Global semiconductor fab equipment spending is forecast to recover this year, growing 3 percent from a year earlier to US$57.8 billion (US$1.93 billion), SEMI said yesterday.
Last year, fab equipment spending slumped 7 percent to US$56 billion, it said.
Spending is forecast to plummet 18 percent year-on-year in the first half due to the COVID-19 outbreak, before rebounding in the second half and hitting a new record next year, the trade group said.
“The COVID-19 outbreak has eroded fab equipment spending in China in 2020, prompting downward revisions to the World Fab Forecast report published in November 2019,” SEMI said in a statement.
Despite continuing headwinds from the virus, Chinese equipment spending should grow about 5 percent to more than US$12 billion this year, the organization said.
Next year, spending from China would surge 22 percent annually to US$15 billion, driven by investments by Samsung Electronics Co, SK Hynix Inc, Semiconductor Manufacturing International Corp (中芯) and Yangtze Memory Technologies (長江存儲), it forecast.

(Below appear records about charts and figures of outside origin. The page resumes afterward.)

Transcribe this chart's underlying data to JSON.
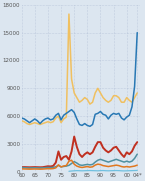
{
  "background_color": "#dce6f0",
  "lines": {
    "blue": {
      "color": "#2878b4",
      "years": [
        1960,
        1961,
        1962,
        1963,
        1964,
        1965,
        1966,
        1967,
        1968,
        1969,
        1970,
        1971,
        1972,
        1973,
        1974,
        1975,
        1976,
        1977,
        1978,
        1979,
        1980,
        1981,
        1982,
        1983,
        1984,
        1985,
        1986,
        1987,
        1988,
        1989,
        1990,
        1991,
        1992,
        1993,
        1994,
        1995,
        1996,
        1997,
        1998,
        1999,
        2000,
        2001,
        2002,
        2003,
        2004
      ],
      "values": [
        5800,
        5700,
        5500,
        5300,
        5500,
        5700,
        5500,
        5200,
        5500,
        5700,
        5800,
        5600,
        5700,
        6100,
        6300,
        5600,
        6100,
        6300,
        6500,
        6700,
        6400,
        5700,
        5100,
        5000,
        5200,
        5000,
        4900,
        5100,
        6200,
        6300,
        6500,
        6200,
        6100,
        5700,
        6100,
        6300,
        6200,
        6300,
        5800,
        5600,
        5900,
        6100,
        7000,
        9200,
        15000
      ]
    },
    "orange_light": {
      "color": "#f0c060",
      "years": [
        1960,
        1961,
        1962,
        1963,
        1964,
        1965,
        1966,
        1967,
        1968,
        1969,
        1970,
        1971,
        1972,
        1973,
        1974,
        1975,
        1976,
        1977,
        1978,
        1979,
        1980,
        1981,
        1982,
        1983,
        1984,
        1985,
        1986,
        1987,
        1988,
        1989,
        1990,
        1991,
        1992,
        1993,
        1994,
        1995,
        1996,
        1997,
        1998,
        1999,
        2000,
        2001,
        2002,
        2003,
        2004
      ],
      "values": [
        5500,
        5400,
        5200,
        5100,
        5200,
        5300,
        5200,
        5100,
        5200,
        5300,
        5400,
        5300,
        5400,
        5800,
        6000,
        5300,
        5700,
        5900,
        17000,
        10000,
        8500,
        8000,
        7500,
        7700,
        8000,
        7800,
        7300,
        7500,
        8500,
        9000,
        8500,
        8000,
        7700,
        7500,
        7700,
        8200,
        8200,
        8000,
        7500,
        7500,
        8000,
        7700,
        7500,
        8000,
        8500
      ]
    },
    "red": {
      "color": "#c03020",
      "years": [
        1960,
        1961,
        1962,
        1963,
        1964,
        1965,
        1966,
        1967,
        1968,
        1969,
        1970,
        1971,
        1972,
        1973,
        1974,
        1975,
        1976,
        1977,
        1978,
        1979,
        1980,
        1981,
        1982,
        1983,
        1984,
        1985,
        1986,
        1987,
        1988,
        1989,
        1990,
        1991,
        1992,
        1993,
        1994,
        1995,
        1996,
        1997,
        1998,
        1999,
        2000,
        2001,
        2002,
        2003,
        2004
      ],
      "values": [
        500,
        510,
        500,
        490,
        500,
        510,
        500,
        490,
        500,
        550,
        600,
        580,
        640,
        1000,
        2200,
        1300,
        1600,
        1700,
        1300,
        2200,
        3800,
        2700,
        1900,
        1600,
        1900,
        2100,
        1900,
        2100,
        2700,
        3200,
        3200,
        2600,
        2300,
        2100,
        2300,
        2600,
        2700,
        2300,
        1900,
        1600,
        2100,
        1900,
        2200,
        2800,
        3200
      ]
    },
    "teal": {
      "color": "#5090a0",
      "years": [
        1960,
        1961,
        1962,
        1963,
        1964,
        1965,
        1966,
        1967,
        1968,
        1969,
        1970,
        1971,
        1972,
        1973,
        1974,
        1975,
        1976,
        1977,
        1978,
        1979,
        1980,
        1981,
        1982,
        1983,
        1984,
        1985,
        1986,
        1987,
        1988,
        1989,
        1990,
        1991,
        1992,
        1993,
        1994,
        1995,
        1996,
        1997,
        1998,
        1999,
        2000,
        2001,
        2002,
        2003,
        2004
      ],
      "values": [
        450,
        450,
        430,
        420,
        430,
        440,
        430,
        420,
        430,
        450,
        480,
        460,
        480,
        550,
        700,
        530,
        580,
        620,
        700,
        900,
        1100,
        950,
        750,
        700,
        750,
        800,
        750,
        800,
        1050,
        1250,
        1350,
        1250,
        1150,
        1050,
        1150,
        1250,
        1350,
        1250,
        1150,
        1050,
        1150,
        1050,
        1150,
        1450,
        1900
      ]
    },
    "orange": {
      "color": "#e07820",
      "years": [
        1960,
        1961,
        1962,
        1963,
        1964,
        1965,
        1966,
        1967,
        1968,
        1969,
        1970,
        1971,
        1972,
        1973,
        1974,
        1975,
        1976,
        1977,
        1978,
        1979,
        1980,
        1981,
        1982,
        1983,
        1984,
        1985,
        1986,
        1987,
        1988,
        1989,
        1990,
        1991,
        1992,
        1993,
        1994,
        1995,
        1996,
        1997,
        1998,
        1999,
        2000,
        2001,
        2002,
        2003,
        2004
      ],
      "values": [
        320,
        310,
        300,
        290,
        300,
        310,
        300,
        290,
        300,
        320,
        340,
        330,
        350,
        430,
        750,
        530,
        630,
        680,
        1150,
        1250,
        820,
        620,
        520,
        470,
        520,
        570,
        500,
        540,
        730,
        830,
        780,
        670,
        620,
        570,
        620,
        670,
        720,
        670,
        570,
        520,
        570,
        520,
        570,
        620,
        720
      ]
    },
    "light_blue": {
      "color": "#70c0e0",
      "years": [
        1978,
        1979,
        1980,
        1981,
        1982,
        1983,
        1984,
        1985,
        1986,
        1987,
        1988,
        1989,
        1990,
        1991,
        1992,
        1993,
        1994,
        1995,
        1996,
        1997,
        1998,
        1999,
        2000,
        2001,
        2002,
        2003,
        2004
      ],
      "values": [
        60,
        90,
        110,
        130,
        120,
        110,
        120,
        130,
        140,
        130,
        120,
        110,
        130,
        140,
        120,
        110,
        120,
        130,
        140,
        130,
        110,
        100,
        110,
        120,
        130,
        140,
        150
      ]
    }
  },
  "ytick_vals": [
    0,
    3000,
    6000,
    9000,
    12000,
    15000,
    18000
  ],
  "ytick_labels": [
    "0",
    "3000",
    "6000",
    "9000",
    "12000",
    "15000",
    "18000"
  ],
  "xtick_vals": [
    1960,
    1965,
    1970,
    1975,
    1980,
    1985,
    1990,
    1995,
    2000,
    2004
  ],
  "xtick_labels": [
    "60",
    "65",
    "70",
    "75",
    "80",
    "85",
    "90",
    "95",
    "00",
    "04*"
  ],
  "xlim": [
    1960,
    2005
  ],
  "ylim": [
    0,
    18000
  ],
  "linewidths": {
    "blue": 1.1,
    "orange_light": 1.1,
    "red": 1.4,
    "teal": 1.1,
    "orange": 1.1,
    "light_blue": 0.9
  },
  "line_order": [
    "orange_light",
    "blue",
    "red",
    "teal",
    "orange",
    "light_blue"
  ]
}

Taiwan is expected to be the biggest spender this year, estimated at US$14 billion, mainly due to investments by Taiwan Semiconductor Manufacturing Co (TSMC, 台積電) and Micron Technology Inc.
However, Taiwan would see its ranking slide to third place next year, with fab equipment spending forecast to drop 5 percent to US$13 billion, it said.
South Korea should see growth of 31 percent to US$13 billion this year, making it the second-largest fab equipment spender, SEMI said.
Samsung and SK Hynix would be the biggest contributors to the expansion, SEMI said.
South Korea is expected to surpass Taiwan and become the top spender next year, with fab equipment spending climbing 26 percent year-on-year, it said.
Southeast Asia, mainly Singapore, is expected to register a robust growth of 33 percent year-on-year to US$2.2 billion this year, it said.
The region is expected to grow 26 percent next year, SEMI said.